Un règlement ne peut être rétroactif. Le ministère québécois de l'Immigration est allé jusqu'en Cour supérieure pour se faire rappeler cette règle élémentaire et doit, d'ici deux semaines, décider s'il interjettera appel du verdict favorable à Tatiana Stasenko, une ressortissante d'origine russe vivant actuellement aux États-Unis.

En avril 2013, Mme Stasenko avait déposé une demande d'immigration au Québec, dans le cadre du programme des travailleurs qualifiés, et déboursé les 910 $ exigés à l'ouverture de son dossier. Le 1er août 2013, sous le gouvernement Marois, le ministère de Diane De Courcy avait changé ses critères de sélection : désormais, une connaissance de base du français ou de l'anglais ne permettait plus au candidat d'obtenir les quelques points qu'elle lui valait dans le régime précédent.

Or des milliers de dossiers ouverts avant cette date avaient été rejetés sur cette base. Marie-Hélène Paradis, porte-parole de la ministre Kathleen Weil, reconnaissait hier ne pas avoir de chiffre exact. Pour MMartin Bouchard, procureur de la poursuite, les dossiers du Ministère comptaient 51 962 requêtes au 30 juin 2013, toutes susceptibles d'être touchées par l'action rétroactive du Ministère. Le Ministère avait, en mai 2013, retiré de son site web l'indication que la demande de certificat de sélection « sera[it] traitée selon la réglementation en vigueur au moment où vous la déposerez ».

La Cour supérieure a tranché contre le Ministère le 21 avril dernier, et Québec a 30 jours pour décider s'il interjetera appel de la décision, a rappelé l'attachée de presse.

Autres problèmes au ministère

Le verdict de la Cour supérieure n'est que le dernier d'une série de problèmes lancinants qui affectent le ministère de l'Immigration, de la Diversité et de l'Inclusion.

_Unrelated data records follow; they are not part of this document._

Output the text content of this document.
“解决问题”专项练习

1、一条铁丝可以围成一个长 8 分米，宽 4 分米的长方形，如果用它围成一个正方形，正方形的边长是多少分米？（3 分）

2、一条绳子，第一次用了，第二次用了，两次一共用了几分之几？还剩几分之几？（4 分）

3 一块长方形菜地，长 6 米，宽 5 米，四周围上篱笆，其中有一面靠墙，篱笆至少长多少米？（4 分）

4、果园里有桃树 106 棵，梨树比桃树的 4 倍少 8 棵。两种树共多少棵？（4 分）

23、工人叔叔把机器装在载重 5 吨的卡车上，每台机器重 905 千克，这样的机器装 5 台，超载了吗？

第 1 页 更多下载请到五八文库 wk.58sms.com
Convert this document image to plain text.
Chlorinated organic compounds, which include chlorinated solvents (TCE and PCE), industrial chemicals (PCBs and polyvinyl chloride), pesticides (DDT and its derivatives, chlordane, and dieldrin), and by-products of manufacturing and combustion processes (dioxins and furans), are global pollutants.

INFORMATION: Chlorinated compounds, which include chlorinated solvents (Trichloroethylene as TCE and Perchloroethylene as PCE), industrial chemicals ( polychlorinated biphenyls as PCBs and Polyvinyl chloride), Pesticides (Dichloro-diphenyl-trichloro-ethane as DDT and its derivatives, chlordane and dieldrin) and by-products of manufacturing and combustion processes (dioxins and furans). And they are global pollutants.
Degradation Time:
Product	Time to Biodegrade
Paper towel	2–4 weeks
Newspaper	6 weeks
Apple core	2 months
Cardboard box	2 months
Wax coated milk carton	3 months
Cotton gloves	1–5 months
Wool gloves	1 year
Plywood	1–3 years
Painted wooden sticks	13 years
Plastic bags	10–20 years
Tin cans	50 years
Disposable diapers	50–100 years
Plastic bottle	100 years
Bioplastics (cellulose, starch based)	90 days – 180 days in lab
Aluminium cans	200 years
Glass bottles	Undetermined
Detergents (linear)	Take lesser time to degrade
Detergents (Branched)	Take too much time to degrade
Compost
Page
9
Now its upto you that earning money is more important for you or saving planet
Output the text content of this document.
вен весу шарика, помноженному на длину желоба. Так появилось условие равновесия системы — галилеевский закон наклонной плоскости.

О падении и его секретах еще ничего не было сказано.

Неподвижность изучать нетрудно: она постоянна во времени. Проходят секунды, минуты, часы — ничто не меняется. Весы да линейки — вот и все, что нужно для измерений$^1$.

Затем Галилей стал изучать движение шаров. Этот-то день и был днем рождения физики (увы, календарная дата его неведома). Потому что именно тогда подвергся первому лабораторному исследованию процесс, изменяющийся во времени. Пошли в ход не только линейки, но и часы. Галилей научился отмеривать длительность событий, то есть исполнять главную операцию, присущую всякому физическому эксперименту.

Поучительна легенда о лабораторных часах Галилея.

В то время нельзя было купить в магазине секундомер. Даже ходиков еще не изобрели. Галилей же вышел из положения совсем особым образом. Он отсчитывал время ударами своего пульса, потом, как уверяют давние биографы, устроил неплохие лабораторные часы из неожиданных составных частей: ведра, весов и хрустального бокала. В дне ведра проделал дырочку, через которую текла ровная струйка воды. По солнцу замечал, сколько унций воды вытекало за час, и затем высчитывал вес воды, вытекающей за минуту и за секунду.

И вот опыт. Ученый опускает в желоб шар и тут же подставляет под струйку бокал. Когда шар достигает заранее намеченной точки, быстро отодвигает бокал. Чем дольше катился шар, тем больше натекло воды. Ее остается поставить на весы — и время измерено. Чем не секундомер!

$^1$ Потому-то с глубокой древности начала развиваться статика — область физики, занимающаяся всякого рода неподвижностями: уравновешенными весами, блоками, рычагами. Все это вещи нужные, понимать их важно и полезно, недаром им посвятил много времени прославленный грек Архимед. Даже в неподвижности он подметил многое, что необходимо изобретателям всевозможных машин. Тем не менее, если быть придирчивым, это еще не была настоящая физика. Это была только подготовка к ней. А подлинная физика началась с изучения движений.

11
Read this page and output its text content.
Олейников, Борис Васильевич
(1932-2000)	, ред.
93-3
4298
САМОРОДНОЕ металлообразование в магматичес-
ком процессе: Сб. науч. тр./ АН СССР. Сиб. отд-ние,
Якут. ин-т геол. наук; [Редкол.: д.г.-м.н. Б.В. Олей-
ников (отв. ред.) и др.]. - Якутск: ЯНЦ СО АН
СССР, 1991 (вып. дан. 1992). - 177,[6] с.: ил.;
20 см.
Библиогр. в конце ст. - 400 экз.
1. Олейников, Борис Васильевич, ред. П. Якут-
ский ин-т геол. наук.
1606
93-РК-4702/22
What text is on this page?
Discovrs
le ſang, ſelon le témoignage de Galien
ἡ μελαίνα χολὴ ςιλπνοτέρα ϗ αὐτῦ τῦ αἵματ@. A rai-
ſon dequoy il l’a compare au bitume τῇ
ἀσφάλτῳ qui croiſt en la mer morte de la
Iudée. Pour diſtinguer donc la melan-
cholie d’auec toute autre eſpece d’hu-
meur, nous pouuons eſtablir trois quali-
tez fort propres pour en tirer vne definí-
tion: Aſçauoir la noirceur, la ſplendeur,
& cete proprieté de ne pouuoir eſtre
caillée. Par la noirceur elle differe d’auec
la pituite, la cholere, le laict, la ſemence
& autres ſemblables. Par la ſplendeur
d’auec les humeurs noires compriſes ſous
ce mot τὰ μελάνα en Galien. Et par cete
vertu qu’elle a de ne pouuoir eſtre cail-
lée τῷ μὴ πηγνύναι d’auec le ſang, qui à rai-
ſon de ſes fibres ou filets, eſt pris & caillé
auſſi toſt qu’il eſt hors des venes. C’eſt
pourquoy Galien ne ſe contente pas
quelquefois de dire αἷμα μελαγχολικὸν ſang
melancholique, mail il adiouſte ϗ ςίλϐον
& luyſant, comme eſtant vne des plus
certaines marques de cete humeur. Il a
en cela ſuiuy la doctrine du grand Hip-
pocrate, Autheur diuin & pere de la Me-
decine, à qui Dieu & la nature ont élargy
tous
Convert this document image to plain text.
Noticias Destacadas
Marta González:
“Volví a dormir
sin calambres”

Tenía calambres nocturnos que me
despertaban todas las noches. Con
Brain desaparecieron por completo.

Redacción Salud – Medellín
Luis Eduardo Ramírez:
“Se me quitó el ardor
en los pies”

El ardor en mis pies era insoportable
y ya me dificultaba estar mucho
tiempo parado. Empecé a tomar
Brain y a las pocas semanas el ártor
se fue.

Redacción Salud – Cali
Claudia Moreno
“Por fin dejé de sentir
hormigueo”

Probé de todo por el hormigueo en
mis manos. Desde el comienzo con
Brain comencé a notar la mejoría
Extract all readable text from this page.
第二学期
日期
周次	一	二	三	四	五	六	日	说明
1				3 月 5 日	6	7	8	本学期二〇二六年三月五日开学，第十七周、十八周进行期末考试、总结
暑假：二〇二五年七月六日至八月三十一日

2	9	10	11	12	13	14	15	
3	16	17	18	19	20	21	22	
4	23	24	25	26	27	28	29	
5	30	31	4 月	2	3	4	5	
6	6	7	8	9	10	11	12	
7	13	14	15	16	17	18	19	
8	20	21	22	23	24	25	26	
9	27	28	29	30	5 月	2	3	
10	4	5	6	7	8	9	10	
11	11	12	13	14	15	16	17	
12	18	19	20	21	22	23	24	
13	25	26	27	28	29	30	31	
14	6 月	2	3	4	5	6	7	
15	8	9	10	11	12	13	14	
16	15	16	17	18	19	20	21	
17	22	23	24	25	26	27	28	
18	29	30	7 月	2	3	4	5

La mise en place d'une direction générale de la « transformation et des technologies de l'information », où a été nommée Odette Guertin, la conjointe du sous-ministre, Robert Baril, fait grincer des dents du côté des employés, même si cette nomination a été entérinée par un trio comptant deux personnes en provenance de l'extérieur du ministère.

L'an dernier, le Ministère a envoyé un cadre avec toute sa famille à Mexico, essentiellement pour fermer le bureau. Depuis des mois, le bureau mexicain ne reçoit plus de nouvelles demandes, il s'agissait donc de vider les classeurs. Ghislain Beaudin et sa famille ne rentreront pourtant au Québec que cet été.  De plus, un autre cadre a été nommé pour le bureau de l'immigration à Paris, qui ne compte que quatre employés.

Plus fondamentalement, la décision du Ministère de confier à des techniciens la réception des dossiers pour les demandes d'immigration de travailleurs qualifiés cause un malaise. Ces derniers ont le mandat de réexpédier le dossier à l'expéditeur comme étant incomplet, dès qu'il manque une pièce, aussi secondaire soit-elle. Mme Paradis convient que la somme versée pour l'ouverture des dossiers - de 800 à 900 $ par personne - n'est pas remboursée au requérant.